PAULETTE & GEORGES, C’EST UN PEU COMME JEANNE & SERGE

    Ça a commencé par un coup de foudre (aucun ballon de volley n’a été impliqué cette fois) et depuis, c’est jamais l’un sans l’autre. Mais qui se cache derrière ce bellâtre au doux parfum d’amour ? Suivez "L’Enquette" pour découvrir les nombreuses facettes de ce bipède si intriguant !
 
Cette semaine, on s’attaque à un gros morceau : le virtuel. Non non pas celui que vous avez créé sur Second Life mais bien celui-là, oui, lui assis en face de vous avec son café et son ordinateur, le Georges "online". Mais qu’est ce qu’il fait sur Internet ? "Ah bah fastoche, Youpor* et résultats de foot. Y’a que ça qui les intéressent." Ouh la la ma petite, on arrête tout de suite parce que oui, comme nous, Georges procrastine sur la toile (enfin nous pas autant et puis c’est essentiel les tweets #TopshopKate) mais il ne fait pas que ça. Il blogue ! Sur quoi ? Pourquoi ? Comment ? Le Georges–Blogueur (le GB pour les intimes) est passé sous la loupe grossissante de Paulette, and here we go.

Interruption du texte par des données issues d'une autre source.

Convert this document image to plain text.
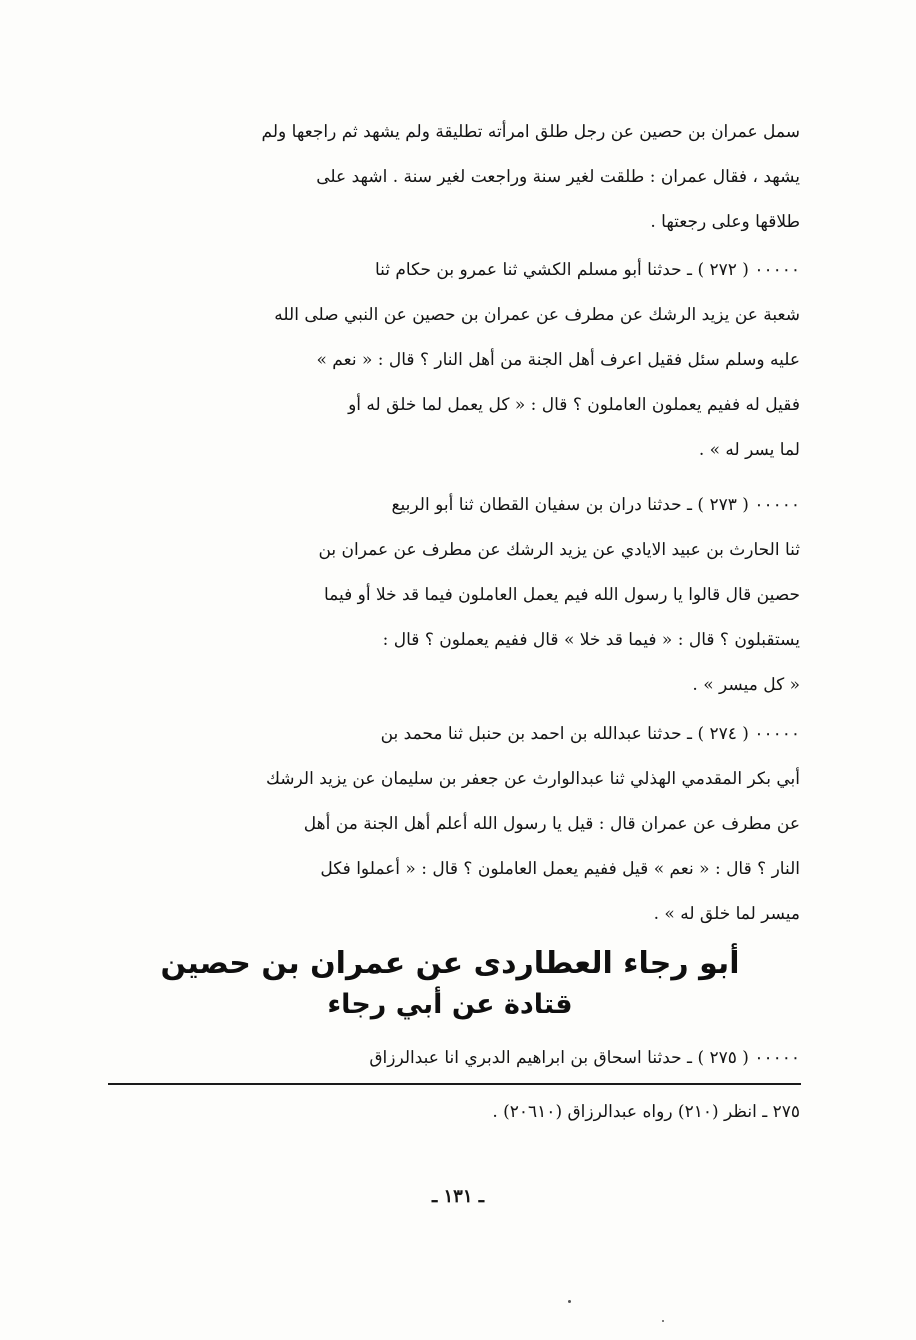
سمل عمران بن حصين عن رجل طلق امرأته تطليقة ولم يشهد ثم راجعها ولم
يشهد ، فقال عمران : طلقت لغير سنة وراجعت لغير سنة . اشهد على
طلاقها وعلى رجعتها .
٠٠٠٠٠ ( ٢٧٢ ) ـ حدثنا أبو مسلم الكشي ثنا عمرو بن حكام ثنا
شعبة عن يزيد الرشك عن مطرف عن عمران بن حصين عن النبي صلى الله
عليه وسلم سئل فقيل اعرف أهل الجنة من أهل النار ؟ قال : « نعم »
فقيل له ففيم يعملون العاملون ؟ قال : « كل يعمل لما خلق له أو
لما يسر له » .
٠٠٠٠٠ ( ٢٧٣ ) ـ حدثنا دران بن سفيان القطان ثنا أبو الربيع
ثنا الحارث بن عبيد الايادي عن يزيد الرشك عن مطرف عن عمران بن
حصين قال قالوا يا رسول الله فيم يعمل العاملون فيما قد خلا أو فيما
يستقبلون ؟ قال : « فيما قد خلا » قال ففيم يعملون ؟ قال :
« كل ميسر » .
٠٠٠٠٠ ( ٢٧٤ ) ـ حدثنا عبدالله بن احمد بن حنبل ثنا محمد بن
أبي بكر المقدمي الهذلي ثنا عبدالوارث عن جعفر بن سليمان عن يزيد الرشك
عن مطرف عن عمران قال : قيل يا رسول الله أعلم أهل الجنة من أهل
النار ؟ قال : « نعم » قيل ففيم يعمل العاملون ؟ قال : « أعملوا فكل
ميسر لما خلق له » .
أبو رجاء العطاردى عن عمران بن حصين
قتادة عن أبي رجاء
٠٠٠٠٠ ( ٢٧٥ ) ـ حدثنا اسحاق بن ابراهيم الدبري انا عبدالرزاق
٢٧٥ ـ انظر (٢١٠) رواه عبدالرزاق (٢٠٦١٠) .
ـ ١٣١ ـ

Entre le GB geek qui vit nuit et jour au rythme de WOW (World of Warcraft pour les novices) et le GB Guevara romançant ses carnets de voyages, Paulette a choisi de s’intéresser à une espèce différente : le GB dandy 2.0.

Jouant des apparences, il revêt son pseudo gangsta pour sublimer les clichés du dur à cuire. Âmes sensibles s’abstenir. Et oui, ce sont des mots de mecs pour les mecs. Sur ces blogs on parle de fesses, de fêtes et de fringues.

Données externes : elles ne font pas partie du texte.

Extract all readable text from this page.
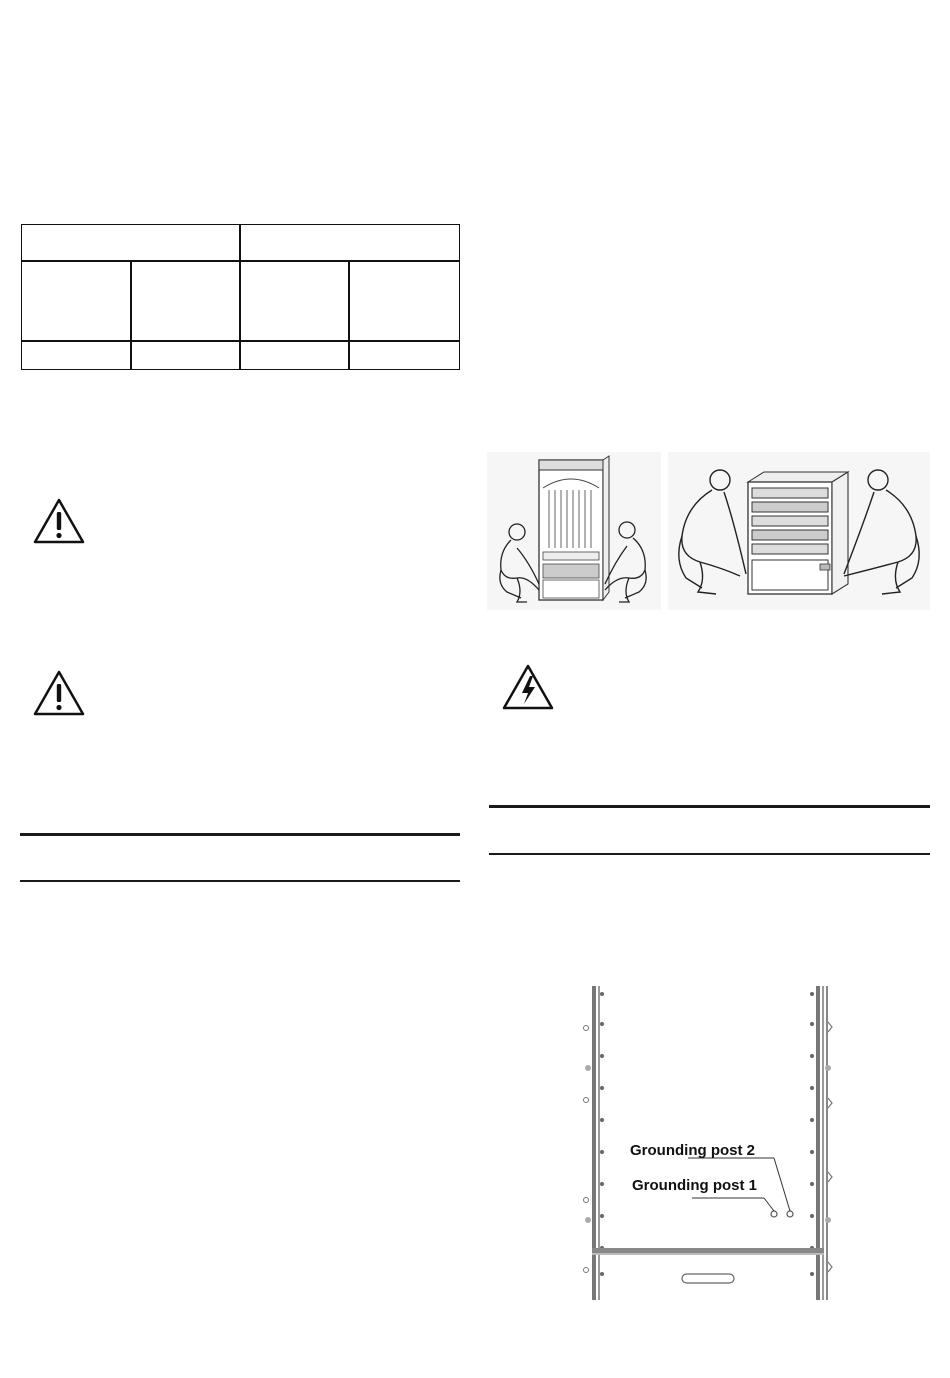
Grounding post 2
Grounding post 1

Monsieur D. raconte ici ses soirées improbables au bord de l’océan, au café Rosa ou sur le parking d’un supermarché en Belgique. Big B. nous fait découvrir de nouveaux beats et rêve d’high five avec les grands noms de la East Coast pendant que Mister H. dégaine les références arty et fait se pâmer les Paulette avec sa cravate Doherty et sa moustache parfaitement taillée.

On retrouve ainsi toute la fougue d’un jeune Kérouac mêlant l’obsession esthétique d’un Bret Easton Ellis au whisky d’un Bukowski aguerri (ça c’est pour les références). Cru et franc, il parle de filles comme de bières ; détaillant ses ébats au coin d’une ruelle avec force de détails comme Maïté le ferait pour la recette de l’Aligot. Snob et hautain, ses rimes reflètent sa hype qui n’est pas destinée à plaire mais bien à instaurer sa supériorité virtuelle dans des domaines obscurs. Parfois, on retrouve cette petite obsession du kitsch et du surréaliste que nous les Paulette avons embrassé depuis bien longtemps.

Bouh ! ça donne pas très envie tout ça. Mais pourquoi Paulette continue t-elle de lire alors ? Parce qu’au-delà des mots, on perçoit l’homme en quête d’un paradis terrestre. On ressent le Robinson Crusoé hypra-connecté mais qui, en marge du crew, seul dans sa recherche d’un idéal. Sa brutalité nous surprend autant que sa complexité nous fascine. Et puis pourquoi fermer les yeux devant cette porte ouverte sur le monde de Georges ? Ah là vous reprenez le fil n’est ce pas?

Et oui, un petit conseil les Paulette, grimpez sur la toile pour mieux comprendre les arachnéens de l’autre sexe ! Vous ferez d’étonnantes découvertes.